This article is a continuation of our previous posting: Is Coca-Cola a Buy or should Investors Sell the Stock?

The biggest favorable catalysts that the Coca-Cola company has going in its favor are its solid portfolio of brands and the vast world-wide network of distributors that has allowed it to dominate the non-alcoholic beverage market in over 200 countries. Despite these, a growing consciousness in the developed world (especially in the U.S. and parts of Europe) over the unfavorable health effects of over-consuming carbonated drinks could cause a dampening impact on profits from these markets. These headwinds are more than compensated, however, by longer-term prospects of increased consumption in many of its other international markets.

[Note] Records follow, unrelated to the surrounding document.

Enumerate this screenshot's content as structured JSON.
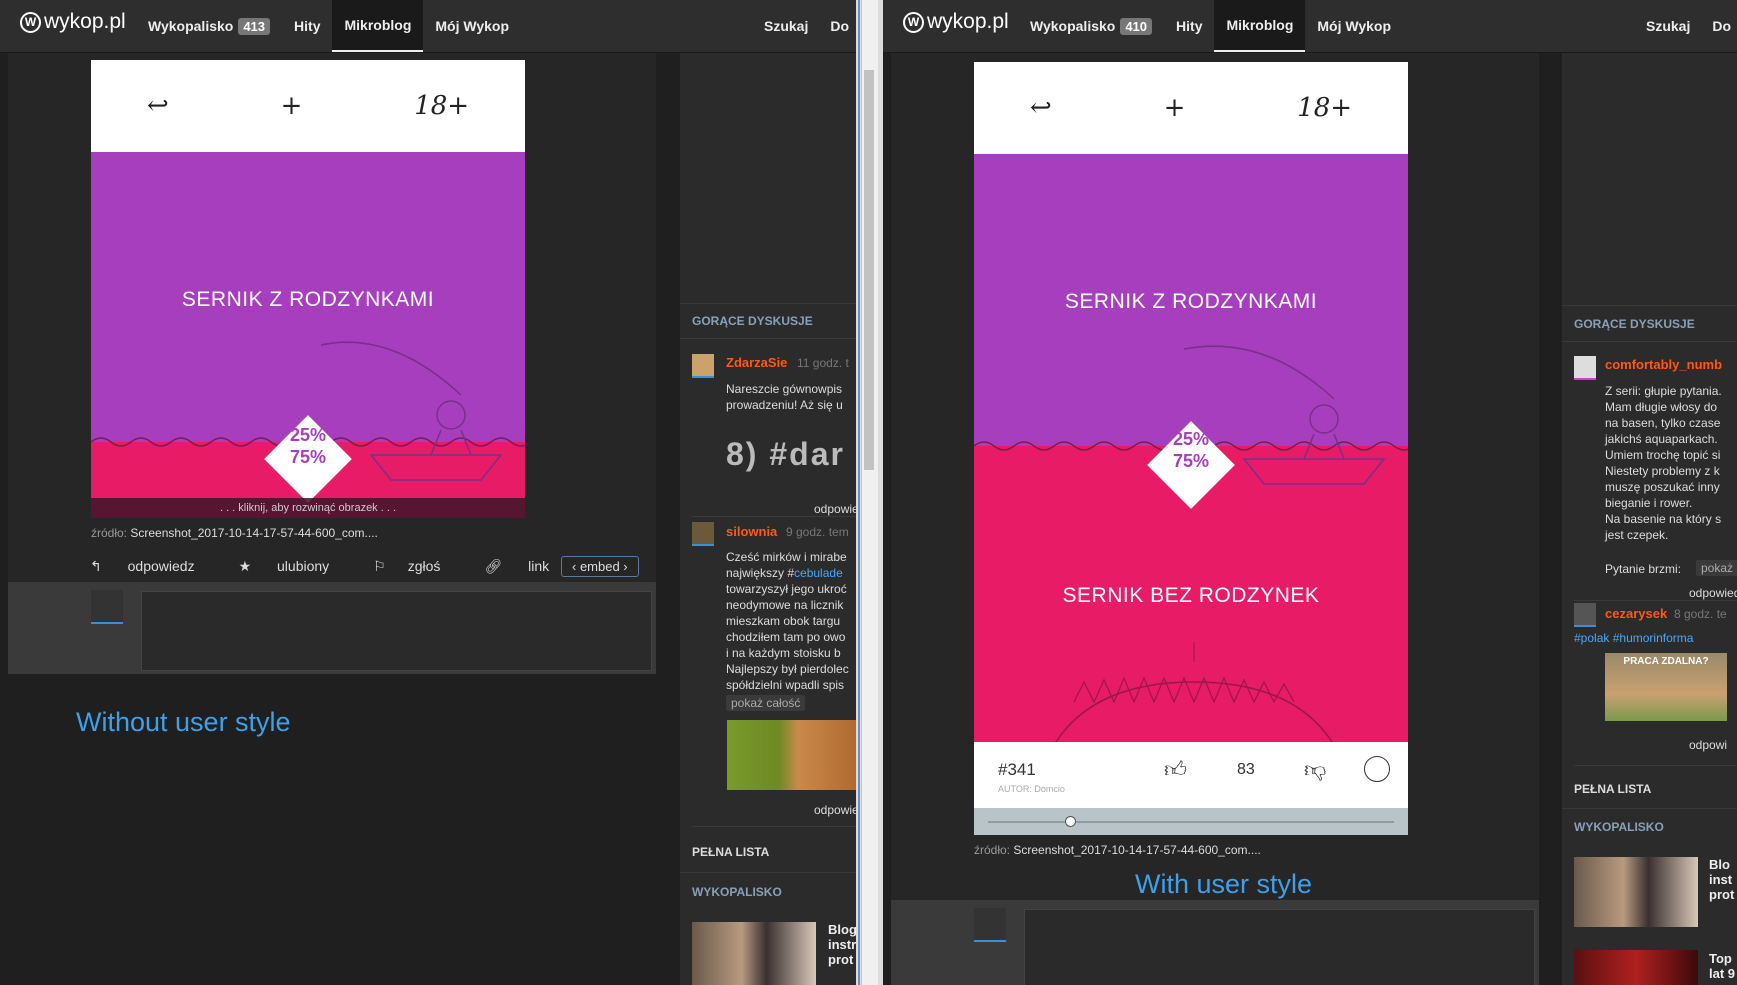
{
  "brand": "wykop.pl",
  "left": {
    "nav": {
      "wykopalisko": "Wykopalisko",
      "wykopalisko_count": "413",
      "hity": "Hity",
      "mikroblog": "Mikroblog",
      "moj": "Mój Wykop",
      "szukaj": "Szukaj",
      "cut": "Do"
    },
    "image": {
      "title": "SERNIK Z RODZYNKAMI",
      "pct_top": "25%",
      "pct_bottom": "75%",
      "expand": ". . . kliknij, aby rozwinąć obrazek . . .",
      "icons": [
        "↩",
        "+",
        "18+"
      ]
    },
    "source_label": "źródło:",
    "source_name": "Screenshot_2017-10-14-17-57-44-600_com....",
    "actions": {
      "reply": "odpowiedz",
      "fav": "ulubiony",
      "report": "zgłoś",
      "link": "link",
      "embed": "‹ embed ›"
    },
    "caption": "Without user style",
    "sidebar": {
      "hot_head": "GORĄCE DYSKUSJE",
      "p1": {
        "user": "ZdarzaSie",
        "time": "11 godz. t",
        "text": "Nareszcie gównowpis\nprowadzeniu! Aż się u",
        "gif": "8)  #dar",
        "reply": "odpowiedz"
      },
      "p2": {
        "user": "silownia",
        "time": "9 godz. tem",
        "text_a": "Cześć mirków i mirabe",
        "text_b": "największy #",
        "tag": "cebulade",
        "text_c": "towarzyszył jego ukroć\nneodymowe na licznik\nmieszkam obok targu\nchodziłem tam po owo\ni na każdym stoisku b\nNajlepszy był pierdolec\nspółdzielni wpadli spis",
        "more": "pokaż całość",
        "reply": "odpowiedz"
      },
      "full_list": "PEŁNA LISTA",
      "wyk_head": "WYKOPALISKO",
      "news": "Blog\ninstr\nprot"
    }
  },
  "right": {
    "nav": {
      "wykopalisko": "Wykopalisko",
      "wykopalisko_count": "410",
      "hity": "Hity",
      "mikroblog": "Mikroblog",
      "moj": "Mój Wykop",
      "szukaj": "Szukaj",
      "cut": "Do"
    },
    "image": {
      "title": "SERNIK Z RODZYNKAMI",
      "title2": "SERNIK BEZ RODZYNEK",
      "pct_top": "25%",
      "pct_bottom": "75%",
      "icons": [
        "↩",
        "+",
        "18+"
      ],
      "number": "#341",
      "author": "AUTOR: Domcio",
      "likes": "83"
    },
    "source_label": "źródło:",
    "source_name": "Screenshot_2017-10-14-17-57-44-600_com....",
    "caption": "With user style",
    "sidebar": {
      "hot_head": "GORĄCE DYSKUSJE",
      "p1": {
        "user": "comfortably_numb",
        "text": "Z serii: głupie pytania.\nMam długie włosy do\nna basen, tylko czase\njakichś aquaparkach.\nUmiem trochę topić si\nNiestety problemy z k\nmuszę poszukać inny\nbieganie i rower.\nNa basenie na który s\njest czepek.",
        "question": "Pytanie brzmi:",
        "more": "pokaż",
        "reply": "odpowiedz"
      },
      "p2": {
        "user": "cezarysek",
        "time": "8 godz. te",
        "tag1": "#polak",
        "tag2": "#humorinforma",
        "meme": "PRACA ZDALNA?",
        "reply": "odpowi"
      },
      "full_list": "PEŁNA LISTA",
      "wyk_head": "WYKOPALISKO",
      "news1": "Blo\ninst\nprot",
      "news2": "Top\nlat 9"
    }
  },
  "colors": {
    "purple": "#a73ebd",
    "pink": "#e81b66",
    "accent": "#3fa0ea",
    "username": "#ff5917"
  }
}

A burgeoning middle class economy in countries like Brazil, Russia, India and China, is likely to prove extremely favorable for the Coca-Cola Company’s longer-term growth prospects. For instance, based on 2011 per-capita consumption statistics available for various Coca-Cola markets, average Coca-Cola product consumption in China is about 38 servings annually (up from around 8 in 1998), compared to 403 in the USA. This gives an indication of how much room there is for the Coca-Cola Company to grow in some of its emerging markets.

While the $12.3 billion deal to acquire the North American operations of bottler Coca-Cola Enterprises Inc in 2010 was a great strategic move, it increased KO's integration risk and exposed the company to pricing and supply risks associated with bottling commodities such as plastic resins and aluminum.  

Coca-Cola depends on nearly 60% of its revenue to come from outside of the U.S. While diversity of operations is a positive thing, it could also harm near-term growth in areas such as Europe, where the current economic environment is not conducive to consumer discretionary spending. This factor could also be a catalyst for introducing geopolitical and currency-related risks into the Coca-Cola company earnings profile.